Pénurie de main-d’œuvre

Les entreprises sous-traitent hors Québec, selon une enquête

Les PME du secteur manufacturier souffrent de la pénurie de main-d’œuvre au point de transférer des contrats à des sous-traitants hors de la province, ce qui cause une perte nette pour l’économie québécoise, déplore une association d’entreprises manufacturières.

STIQ a dévoilé lundi les résultats de la 13e édition du Baromètre industriel québécois. Le sondage téléphonique réalisé par Bip Recherche a été effectué entre le 18 janvier et le 16 février 2022, portant sur l’état de ces indicateurs en 2021. Quelque 500 PME ont été interrogées sur un univers de 3000 entreprises de 10 à 500 employés, un échantillon représentatif par rapport à la population d’enquête. La marge d’erreur est de 3,9 %, 19 fois sur 20.

Délocalisation

Environ 15 % des PME sondées délocalisent leurs activités hors Québec pour contrer la pénurie de main-d’œuvre, causant une perte nette pour l’économie québécoise.

« Les entreprises doivent produire et livrer leurs commandes et si la seule façon de le faire, c’est d’en envoyer une petite partie à l’extérieur, ce n’est pas leur premier choix, mais elles vont le faire », dit, dans un entretien, Richard Blanchet, président-directeur général de STIQ.

En raison d’un manque de force ouvrière, 7 entreprises sur 10 se résignent à livrer les commandes en retard et 6 sur 10 refusent des contrats. Une entreprise sur cinq reconnaît qu’elle rogne sur la qualité de ses produits et services.

« Par rapport à 2019, on note une hausse significative des contrats ou des commandes livrés en retard (+ 11 points) et de la perte ou du refus de contrats ou de commandes (+ 7 points) », lit-on dans le document qui analyse le sondage.

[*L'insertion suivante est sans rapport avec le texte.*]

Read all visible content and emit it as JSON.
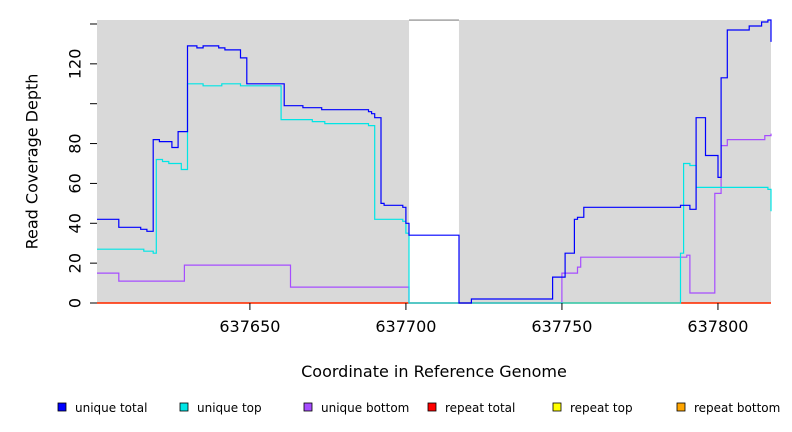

Ce phénomène s’ajoute à une autre tendance qui consiste à ouvrir des établissements aux États-Unis pour pouvoir respecter les exigences du Buy American Act. Une entreprise comme Marmen, par exemple, a ouvert une filiale à Albany, dans l’État de New York, pour construire des éoliennes.

Pénurie de main-d’œuvre

La situation n’a jamais été pire depuis 13 ans, selon STIQ. Neuf PME sur dix considèrent le recrutement d’employés spécialisés comme un enjeu crucial, tandis que sept sur dix de celles-ci estiment que les défis de rétention de cette main-d’œuvre sont aussi grands. Il s’agit de niveaux jamais atteints depuis le début du Baromètre.

La proportion d’entreprises, à 44 %, qui font du recrutement à l’étranger bondit de 11 points de pourcentage depuis 2019.

Le nombre de postes à pourvoir connaît une augmentation de 36 % en seulement un an, avec une moyenne de 12 postes à pourvoir en entreprise. « Si on répartit cette moyenne sur notre univers de 3000 PME de 10 à 500 employés, on arrive à 36 000 postes ouverts dans les entreprises ciblées par notre sondage. C’est le plus haut niveau jamais atteint », dit M. Blanchet.

Perturbations dans l’approvisionnement

La pandémie a montré les lacunes du juste-à-temps. « L’enquête Baromètre met en lumière à quel point les problèmes de retards et de ruptures des chaînes d’approvisionnement ont des incidences majeures sur le secteur manufacturier québécois. Presque toutes les entreprises sondées (95 %) ont augmenté leurs prix et 80 % ont livré des contrats ou des commandes en retard », lit-on dans les faits saillants.

Que ce soit à cause de la pénurie de bras ou des ruptures dans l’approvisionnement, les PME en ressentent les effets à la ligne des profits.

Neuf entreprises sur dix affirment augmenter les salaires et avantages sociaux pour attirer les employés chez elles. Conséquence : six sur dix constatent une baisse de leur profitabilité, même si une forte proportion refile la facture à leur clientèle.

Le virage numérique se fait attendre

Malgré tous les beaux discours, le virage vers le manufacturier 4.0 n’a pas été pris par tous. « En trois ans, on ne relève pas de progression significative dans l’intégration de nouvelles technologies chez les manufacturiers », a constaté STIQ. L’organisme montre du doigt la pénurie de main-d’œuvre, le patron mettant toutes ses énergies à remplir ses commandes.

Sur cette question, le monde des PME se divise en deux, fait remarquer M. Blanchet. Celles qui ont entrepris dans le passé le virage numérique et qui ont profité de la pandémie pour aller plus loin, et les autres, les réfractaires au changement, qui sont restées sur leur quant-à-soi. Une entreprise sur deux n’a pas implanté une seule des nouvelles technologies. Pire, les entreprises peu avancées dans le virage numérique (28 %) accordent peu d’importance à l’enjeu de la numérisation.